METHODS We utilized doxycycline (Dox)-dependent robust activity marking (RAM) system to label and manipulate DG engrams encoding contexture fear memory in mice. Combining optogenetics, microglia-specific transcriptomics, fluorescence in situ hybridization and spine morphology analysis, we investigated the potential mechanisms of information exchange between engrams and microglia mediating memory forgetting.
RESULTS The expression of Rac1 in dentate gyrus (DG) engrams upregulated memory encoding. Increased Rac1 activity in DG engrams accelerated forgetting, upregulated autophagy influx and the expression of autophagy protein 7 (Atg7). The elevated ATG7 expression in the engrams activated of DG microglia and promoted forgetting. In addition, the Toll-like receptor (TLR) signal in DG microglia was upregulated when overexpressing ATG7 or activating Rac1 in DG engrams, and mediated the ATG7-dependent synapse remodeling and Rac1-dependent forgetting.

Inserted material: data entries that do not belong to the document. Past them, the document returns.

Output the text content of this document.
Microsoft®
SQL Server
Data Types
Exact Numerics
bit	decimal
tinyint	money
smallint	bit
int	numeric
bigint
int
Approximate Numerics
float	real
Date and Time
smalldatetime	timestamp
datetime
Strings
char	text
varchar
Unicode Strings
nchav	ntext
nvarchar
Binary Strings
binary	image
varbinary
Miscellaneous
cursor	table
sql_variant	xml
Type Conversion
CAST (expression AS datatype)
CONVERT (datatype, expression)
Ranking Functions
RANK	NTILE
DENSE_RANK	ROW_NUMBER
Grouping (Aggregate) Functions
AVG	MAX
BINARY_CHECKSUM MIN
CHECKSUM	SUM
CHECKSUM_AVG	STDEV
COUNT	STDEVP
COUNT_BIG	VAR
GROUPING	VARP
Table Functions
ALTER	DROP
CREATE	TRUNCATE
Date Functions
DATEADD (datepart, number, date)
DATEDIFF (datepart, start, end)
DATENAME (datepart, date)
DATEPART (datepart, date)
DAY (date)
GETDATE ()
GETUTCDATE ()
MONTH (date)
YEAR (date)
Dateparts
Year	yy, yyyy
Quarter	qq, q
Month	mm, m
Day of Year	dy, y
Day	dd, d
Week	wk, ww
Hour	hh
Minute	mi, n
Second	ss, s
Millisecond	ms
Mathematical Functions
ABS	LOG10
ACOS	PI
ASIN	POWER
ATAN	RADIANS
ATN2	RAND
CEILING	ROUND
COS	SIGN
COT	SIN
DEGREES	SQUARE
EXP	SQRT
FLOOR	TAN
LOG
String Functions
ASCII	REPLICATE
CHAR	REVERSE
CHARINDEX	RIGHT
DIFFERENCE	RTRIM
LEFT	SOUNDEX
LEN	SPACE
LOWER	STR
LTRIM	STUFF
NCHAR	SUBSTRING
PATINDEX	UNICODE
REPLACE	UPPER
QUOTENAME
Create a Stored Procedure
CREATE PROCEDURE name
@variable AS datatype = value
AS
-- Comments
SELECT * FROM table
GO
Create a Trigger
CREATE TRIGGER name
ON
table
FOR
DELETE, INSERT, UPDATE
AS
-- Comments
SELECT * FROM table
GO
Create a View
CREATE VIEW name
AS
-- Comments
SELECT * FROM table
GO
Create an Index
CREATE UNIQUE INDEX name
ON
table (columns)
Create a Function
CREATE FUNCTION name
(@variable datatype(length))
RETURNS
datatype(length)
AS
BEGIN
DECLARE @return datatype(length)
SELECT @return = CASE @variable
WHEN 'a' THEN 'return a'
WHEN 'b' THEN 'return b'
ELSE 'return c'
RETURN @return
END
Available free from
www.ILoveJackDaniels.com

CONCLUSIONS In this study, we found that Rac1 increases ATG7-dependent autophagy in DG engrams, which activated microglia via TLR2/4, to promote spine remodeling and forgetting. These results unravel a novel pathway mediating memory forgetting, and provide a potential therapeutic strategy in the treatment of cognitive disorders such as Alzheimer’s disease.

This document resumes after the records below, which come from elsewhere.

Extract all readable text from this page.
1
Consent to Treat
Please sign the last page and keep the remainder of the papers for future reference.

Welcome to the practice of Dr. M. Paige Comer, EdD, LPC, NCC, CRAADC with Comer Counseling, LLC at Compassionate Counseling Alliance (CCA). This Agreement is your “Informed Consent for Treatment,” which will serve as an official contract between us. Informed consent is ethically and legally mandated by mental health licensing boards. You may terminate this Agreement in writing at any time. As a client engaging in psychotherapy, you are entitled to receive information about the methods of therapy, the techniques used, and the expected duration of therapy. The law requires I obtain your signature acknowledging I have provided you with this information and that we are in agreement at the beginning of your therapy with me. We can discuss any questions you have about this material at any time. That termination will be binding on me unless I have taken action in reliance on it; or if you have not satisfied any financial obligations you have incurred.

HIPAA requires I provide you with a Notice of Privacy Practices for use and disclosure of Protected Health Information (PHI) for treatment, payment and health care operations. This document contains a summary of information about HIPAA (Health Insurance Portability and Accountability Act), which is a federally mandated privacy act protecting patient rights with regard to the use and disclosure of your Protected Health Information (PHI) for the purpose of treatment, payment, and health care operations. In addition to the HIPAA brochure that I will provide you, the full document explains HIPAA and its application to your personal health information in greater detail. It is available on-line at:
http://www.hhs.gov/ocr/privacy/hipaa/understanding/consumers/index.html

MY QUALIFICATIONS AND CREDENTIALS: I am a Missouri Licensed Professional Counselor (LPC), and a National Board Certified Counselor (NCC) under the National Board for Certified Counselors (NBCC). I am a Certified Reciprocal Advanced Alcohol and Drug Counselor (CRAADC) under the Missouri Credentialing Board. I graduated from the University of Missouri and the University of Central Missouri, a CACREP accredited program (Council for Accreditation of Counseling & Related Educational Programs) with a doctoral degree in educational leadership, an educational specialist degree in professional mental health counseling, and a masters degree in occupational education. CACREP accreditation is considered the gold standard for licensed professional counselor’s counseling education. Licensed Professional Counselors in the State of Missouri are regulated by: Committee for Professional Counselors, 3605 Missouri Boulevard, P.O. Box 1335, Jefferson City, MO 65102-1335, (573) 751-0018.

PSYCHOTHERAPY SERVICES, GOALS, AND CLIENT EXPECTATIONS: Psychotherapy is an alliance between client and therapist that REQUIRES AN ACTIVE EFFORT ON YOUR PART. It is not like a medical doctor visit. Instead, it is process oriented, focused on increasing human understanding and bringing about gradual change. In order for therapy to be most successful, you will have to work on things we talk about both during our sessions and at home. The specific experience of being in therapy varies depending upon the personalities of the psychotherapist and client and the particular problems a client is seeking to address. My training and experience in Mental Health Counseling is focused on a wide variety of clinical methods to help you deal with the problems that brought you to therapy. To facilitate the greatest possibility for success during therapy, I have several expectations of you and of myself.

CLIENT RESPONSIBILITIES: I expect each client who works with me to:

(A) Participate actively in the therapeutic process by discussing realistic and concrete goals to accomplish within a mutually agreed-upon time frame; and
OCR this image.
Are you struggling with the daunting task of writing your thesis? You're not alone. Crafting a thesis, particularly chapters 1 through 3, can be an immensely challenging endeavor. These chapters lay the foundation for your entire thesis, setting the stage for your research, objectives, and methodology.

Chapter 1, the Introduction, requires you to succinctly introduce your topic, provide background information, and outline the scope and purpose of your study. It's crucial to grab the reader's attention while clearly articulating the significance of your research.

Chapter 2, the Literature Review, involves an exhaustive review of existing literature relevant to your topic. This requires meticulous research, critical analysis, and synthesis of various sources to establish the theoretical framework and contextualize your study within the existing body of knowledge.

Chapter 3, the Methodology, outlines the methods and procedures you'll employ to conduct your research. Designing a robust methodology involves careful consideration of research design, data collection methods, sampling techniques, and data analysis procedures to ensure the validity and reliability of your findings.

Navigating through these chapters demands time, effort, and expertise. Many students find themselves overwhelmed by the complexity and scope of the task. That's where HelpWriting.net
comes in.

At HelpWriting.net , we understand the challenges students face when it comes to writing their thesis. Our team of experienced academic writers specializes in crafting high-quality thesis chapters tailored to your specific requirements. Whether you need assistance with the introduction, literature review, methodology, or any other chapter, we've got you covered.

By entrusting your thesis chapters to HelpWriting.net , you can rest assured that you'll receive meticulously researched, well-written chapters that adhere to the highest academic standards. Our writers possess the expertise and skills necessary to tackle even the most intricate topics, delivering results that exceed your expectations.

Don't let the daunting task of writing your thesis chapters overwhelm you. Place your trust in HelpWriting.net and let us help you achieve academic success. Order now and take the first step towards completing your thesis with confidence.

Competing Interest Statement
The authors have declared no competing interest.
Footnotes
This version focus on the mechanism of autophagy in DG engrams and microglia in mediating Rac1-induced forgetting, while the previous version focus on the pathological role of autophagy and Rac1 in age-dependent forgetting. This version removed the data in aged mice, while included the specific functional verification the of engrams label by RAM system.